Według danych brazylijskiego państwowego instytutu badań kosmicznych INPE w bieżącym roku liczba pożarów w tym kraju wzrosła o 83 proc. w porównaniu z tym samym okresem roku 2018.
Obszar narażony na pożary nazywany jest "płucami Ziemi" i ma strategiczne znaczenie dla bezpieczeństwa klimatycznego. Według naukowców w ostatnich dniach pożary dotknęły 68 obszarów chronionych, głównie w Amazonii.
Sekretarz generalny ONZ Antonio Guterres wyraził "głębokie zaniepokojenie" pożarami lasów deszczowych w Amazonii. O "ratowanie płuc świata" zaapelowali także biskupi z Ameryki Łacińskiej. Tymczasem prezydent Brazylii przekonuje, że jego kraj nie ma wystarczających środków, by walczyć z żywiołem.
Francuski prezydent Emmanuel Macron powiedział w czwartek, że pożary oznaczają „międzynarodowy kryzys” i zamierza zająć się tym tematem na szczycie G7 we francuskim kurorcie Biarritz, który rozpoczyna się w sobotę.
Jednak prezydent Brazylii, Jair Bolsonaro, wyraził niezadowolenie z powodu podejścia polityków europejskich do Amazonii i nazwał ich podejście do Brazylii „postawę kolonialną”.
„Nasz dom płonie” - napisał Emmanuel Macron na Twitterze.

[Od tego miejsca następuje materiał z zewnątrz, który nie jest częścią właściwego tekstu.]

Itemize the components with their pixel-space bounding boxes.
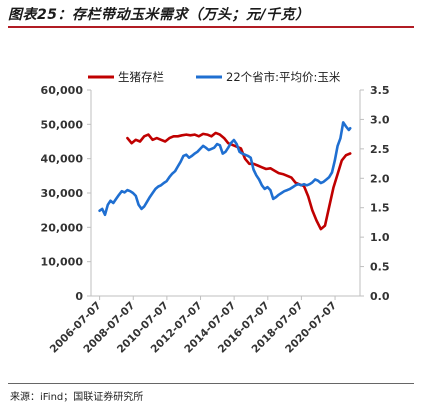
chart-svg: 0 10,000 20,000 30,000 40,000 50,000 60,000 0.0… [41,70,390,356]
y-right-tick-label: 3.5 [370,84,390,97]
y-left-tick-label: 60,000 [41,84,84,97]
y-right-tick-label: 1.5 [370,202,390,215]
y-right-tick-label: 3.0 [370,113,390,126]
y-right-tick-label: 2.5 [370,143,390,156]
chart-axes: 0 10,000 20,000 30,000 40,000 50,000 60,000 0.0… [41,84,390,356]
source-rule [8,383,414,384]
y-left-tick-label: 50,000 [41,118,84,131]
legend-label-hog-inventory: 生猪存栏 [118,70,164,84]
y-right-tick-label: 0.5 [370,261,390,274]
figure-title: 图表25：存栏带动玉米需求（万头；元/千克） [8,7,310,23]
source-note: 来源：iFind；国联证券研究所 [10,392,144,403]
chart-legend: 生猪存栏 22个省市:平均价:玉米 [88,70,341,84]
y-right-tick-label: 2.0 [370,172,390,185]
y-left-tick-label: 20,000 [41,221,84,234]
legend-label-corn-price: 22个省市:平均价:玉米 [226,70,341,84]
chart-series-layer [98,121,352,231]
y-right-tick-label: 0.0 [370,290,390,303]
title-rule [8,26,414,28]
chart-container: 0 10,000 20,000 30,000 40,000 50,000 60,000 0.0… [0,30,422,380]
y-left-tick-label: 10,000 [41,256,84,269]
y-right-tick-label: 1.0 [370,231,390,244]
y-left-tick-label: 30,000 [41,187,84,200]
series-line-corn-price [98,121,352,217]
y-left-tick-label: 0 [75,290,83,303]
y-left-tick-label: 40,000 [41,153,84,166]
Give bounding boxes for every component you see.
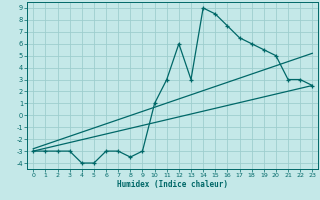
X-axis label: Humidex (Indice chaleur): Humidex (Indice chaleur) — [117, 180, 228, 189]
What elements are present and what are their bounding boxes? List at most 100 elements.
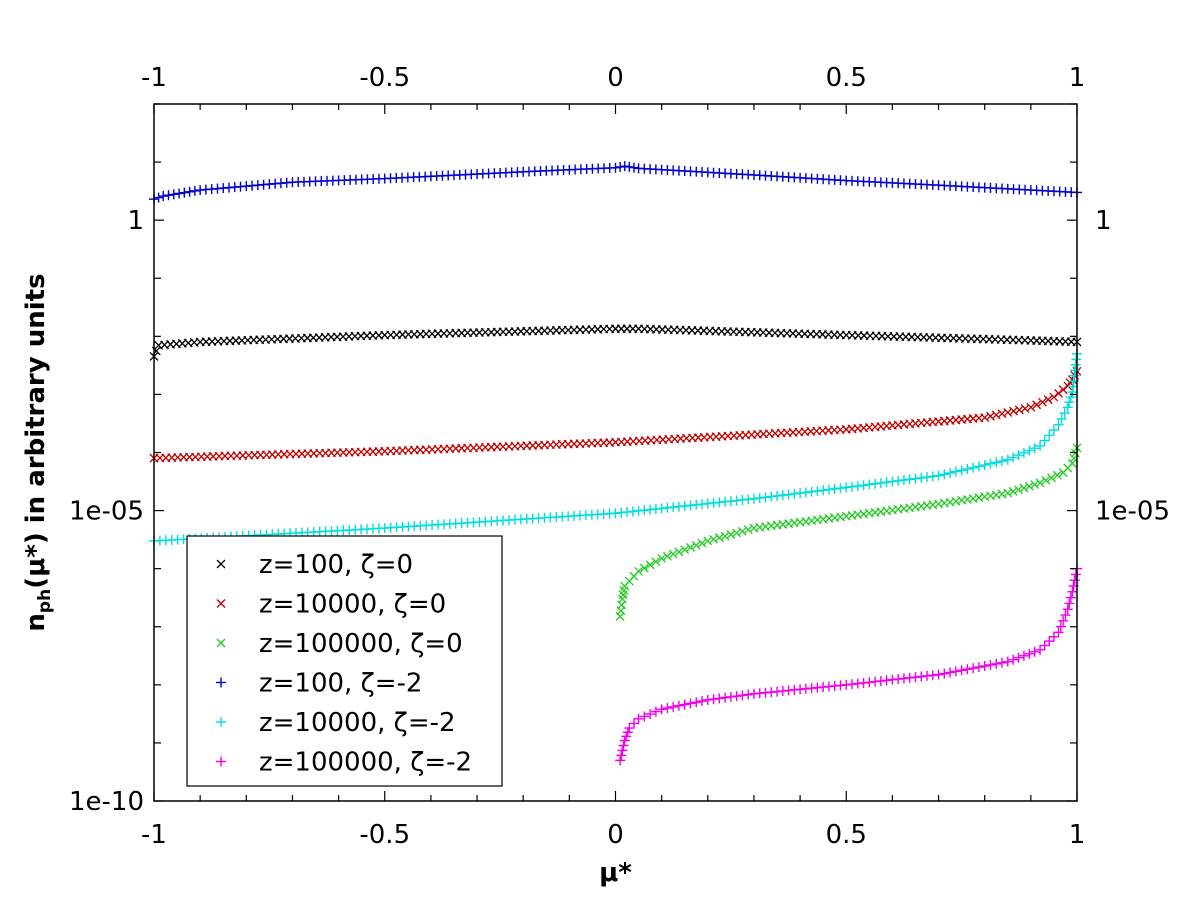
marker-stroke bbox=[709, 534, 719, 544]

Dosłownie. Amazonka, płuco naszej planety, które wytwarza 20 proc. naszego tlenu, płonie. To kryzys międzynarodowy”.
Prezydent Brazylii Jair Bolsonaro również na Twitterze, odpowiedział francuskiemu prezydentowi: „Żałuję, że prezydent Macron stara się wykorzystać problem wewnętrzny w Brazylii i innych krajach amazońskich, wszystko do celów politycznych. Ton, którym nawiązuje do Amazonki (używając nawet fałszywych zdjęć), nie rozwiązuje problemu. ”
„Rząd brazylijski pozostaje otwarty na dialog oparty na obiektywnych danych i wzajemnym szacunku. Propozycja francuskiego prezydenta, by omówić kwestie amazońskie w G7, bez udziału krajów regionu, pokazuje kolonialny stan umysłu niepasujący do XXI wieku ” – napisał Bolsonaro.
Jair Bolsonaro powtarza, że Brazylia nie ma wystarczających środków, aby walczyć z rekordową liczbą pożarów w Amazonii. - Amazona jest większa od Europy, jak możesz walczyć z kryminalnymi podpaleniami na takim terytorium? Nie mamy na to środki - powiedział Bolsonaro dziennikarzom. Ekolodzy przypominają jednak, niedawno brazylijski prezydent odrzucił pomoc w walce z pożarami oferowaną przez donatorów.
Pożary tropikalnych lasów deszczowych w Amazonii są normalnym zjawiskiem o tej porze roku. Jednak część pożarów jest celowo wzniecana przez farmerów, którzy chcą w ten sposób powiększyć swoje pastwiska i pola uprawne. Płoną rozległe obszary puszczy tropikalnej, która jest uważana za "płuca Ziemi" i jedno z najważniejszych zabezpieczeń przed globalnymi zmianami klimatu.